Former prisoners are also targeted by the law, which overwhelmingly targets activists and human rights defenders who were arrested in the government's large-scale crackdown during and in the aftermath of the peaceful 2011 pro-democracy and anti-government uprising. The final clause of the political isolation law, concerning individuals who have "disrupted" constitutional life in Bahrain, has been interpreted by Bahraini lawyers and civil society to target former lawmakers and other individuals who resigned or boycotted their elected posts to protest repressive government policies.

The political isolation law was first applied during the 2018 parliamentary elections, during which at least 12 former opposition figures were prohibited from running by Bahrain's Ministry of Justice. Others, believing they would be a victim of the law, boycotted the elections.

This report documents three cases of civil society organizations that struggled to form a board and carry on with their activities due to the impact of these laws. The organizations are: Bahrain Human Rights Society, the Bahrain Women's Union (a union of 13 women's societies that advocates for women's rights in Bahrain), and the Bahraini Society for Resisting Normalization, that oppose normalizing relations with Israel.

The delays in board formation, as a result of the political isolation laws, have devastating consequences on associations: if a new board is not elected and confirmed before the two-year term limit of the previous board expired, the labor ministry suspends access to the organization's bank accounts and funding sources, forcing the association to stop work. Seat vacancies also allow the Ministry of Labour and Social Development to appoint new members, leading to fears that the boards may eventually be stacked with government loyalists and "become pro-government more and more," according to an activist.

A member of a civil society organization told Human Rights Watch that "more than 80% of the members cannot be a candidate because they were either in Wa'ad, Al-Wefaq, or another organization dissolved by the court."

The Bahraini government also uses some form of economic sanctions against opposition figures by preventing them "Good Conduct Certificates," which are issued by the "General Directorate of Crime Detection and Forensic Evidence". These certificates are an essential and necessary prerequisite for obtaining employment in the public or private sector, starting a business, applying to university, and obtaining memberships in social and cultural clubs. 

Former prisoners wait months or years for the certificate. Some opposition figures are denied the certificate outright, harming their ability to support themselves and their families.

 One member of Bahrain's civil society told Human Rights Watch "a friend wanted me to be the head of the school, but the ministry refused the certificate so I could not work. The owner of the school was told by the ministry that they couldn't accept me because I was a member of a political society."

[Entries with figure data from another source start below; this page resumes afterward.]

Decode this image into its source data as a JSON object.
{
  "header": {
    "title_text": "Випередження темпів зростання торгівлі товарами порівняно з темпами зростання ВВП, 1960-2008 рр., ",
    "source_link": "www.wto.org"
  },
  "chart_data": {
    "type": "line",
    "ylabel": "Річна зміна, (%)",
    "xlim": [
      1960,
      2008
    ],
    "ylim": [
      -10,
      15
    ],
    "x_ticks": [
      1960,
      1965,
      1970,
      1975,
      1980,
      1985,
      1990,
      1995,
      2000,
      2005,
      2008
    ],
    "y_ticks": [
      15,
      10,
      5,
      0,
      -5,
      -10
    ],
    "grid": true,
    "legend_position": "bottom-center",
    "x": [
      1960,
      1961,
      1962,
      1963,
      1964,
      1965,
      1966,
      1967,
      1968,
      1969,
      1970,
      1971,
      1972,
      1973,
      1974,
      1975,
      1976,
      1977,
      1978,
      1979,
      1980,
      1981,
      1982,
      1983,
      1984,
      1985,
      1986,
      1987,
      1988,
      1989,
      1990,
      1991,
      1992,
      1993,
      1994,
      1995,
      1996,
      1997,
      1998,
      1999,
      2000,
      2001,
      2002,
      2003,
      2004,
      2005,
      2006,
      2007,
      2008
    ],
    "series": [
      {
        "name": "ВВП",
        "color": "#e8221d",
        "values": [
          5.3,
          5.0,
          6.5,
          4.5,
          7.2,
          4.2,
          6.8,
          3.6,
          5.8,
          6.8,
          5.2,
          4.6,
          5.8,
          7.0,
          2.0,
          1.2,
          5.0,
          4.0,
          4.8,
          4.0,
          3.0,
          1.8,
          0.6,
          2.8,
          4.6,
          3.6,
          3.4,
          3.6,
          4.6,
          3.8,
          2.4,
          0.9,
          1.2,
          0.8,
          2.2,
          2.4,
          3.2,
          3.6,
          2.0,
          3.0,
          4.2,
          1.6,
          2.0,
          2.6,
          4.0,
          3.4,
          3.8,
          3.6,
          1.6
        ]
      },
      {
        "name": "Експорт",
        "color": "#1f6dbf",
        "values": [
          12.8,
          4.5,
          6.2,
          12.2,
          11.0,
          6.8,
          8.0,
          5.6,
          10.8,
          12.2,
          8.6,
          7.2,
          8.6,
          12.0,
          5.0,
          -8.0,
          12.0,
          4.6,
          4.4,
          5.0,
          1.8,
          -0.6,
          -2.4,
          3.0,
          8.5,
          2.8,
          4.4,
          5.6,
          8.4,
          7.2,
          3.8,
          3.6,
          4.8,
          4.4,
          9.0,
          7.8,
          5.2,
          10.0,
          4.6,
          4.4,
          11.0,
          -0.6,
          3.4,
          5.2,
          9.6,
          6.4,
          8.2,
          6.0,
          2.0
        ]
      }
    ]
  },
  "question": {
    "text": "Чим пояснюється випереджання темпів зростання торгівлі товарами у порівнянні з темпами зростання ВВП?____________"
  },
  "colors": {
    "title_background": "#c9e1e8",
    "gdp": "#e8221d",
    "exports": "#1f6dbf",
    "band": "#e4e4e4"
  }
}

A former Bahraini journalist told Human Rights Watch that because of the "continuous arrests since 2011 until 2017, fear became part of what people experience on a daily basis. It became normal for people to censor themselves and silence themselves before they react."

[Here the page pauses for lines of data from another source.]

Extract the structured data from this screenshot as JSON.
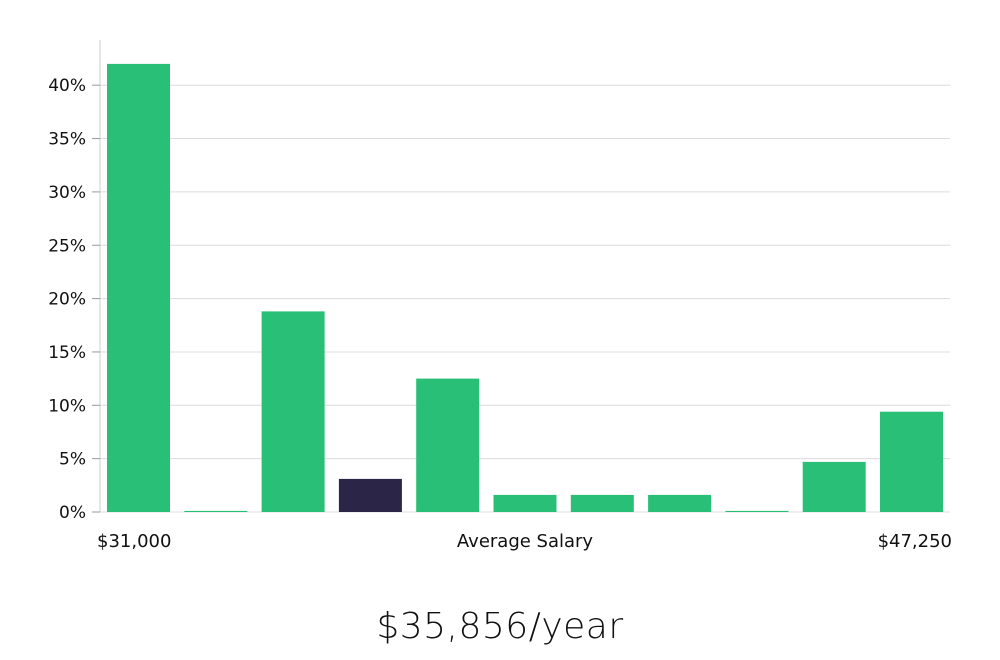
{
  "chart_data": {
    "type": "bar",
    "xlabel": "Average Salary",
    "x_range_labels": {
      "min": "$31,000",
      "max": "$47,250"
    },
    "ylim": [
      0,
      45
    ],
    "yticks": [
      0,
      5,
      10,
      15,
      20,
      25,
      30,
      35,
      40
    ],
    "ytick_labels": [
      "0%",
      "5%",
      "10%",
      "15%",
      "20%",
      "25%",
      "30%",
      "35%",
      "40%"
    ],
    "grid": true,
    "values": [
      42.0,
      0.1,
      18.8,
      3.1,
      12.5,
      1.6,
      1.6,
      1.6,
      0.1,
      4.7,
      9.4
    ],
    "highlight_index": 3,
    "colors": {
      "bar": "#2abf76",
      "highlight": "#2b2647",
      "grid": "#dcdcdc",
      "axis": "#cccccc"
    }
  },
  "summary": {
    "salary_text": "$35,856/year"
  }
}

The Bahraini government should repeal the 2018 political isolation laws, end the deplorable Ministry of Interior practice of denying certificates of good behavior to punish perceived opponents, and restore full legal political and civil rights to all Bahraini citizens. It should restore the previously dissolved political societies, lift all restrictions imposed on opposition figures regarding candidacy in the parliamentary and municipal elections, end the restrictive measures that are harming the basic functioning of civil associations, and release all people jailed solely for their peaceful political activities.

Bahrain's allies, including the US, the UK and other European states, should also pressure authorities to cease its repression of peaceful opposition and civil society and reject the results of what will be unfree and unfair parliamentary elections in November if they do not.

"Bahrain's once-vibrant civil society and opposition coalition are being exterminated through laws that legalize government repression. No one should be under the illusion that Bahrain's 'democratic institutions' are more than a hoax," Joey Shea stated.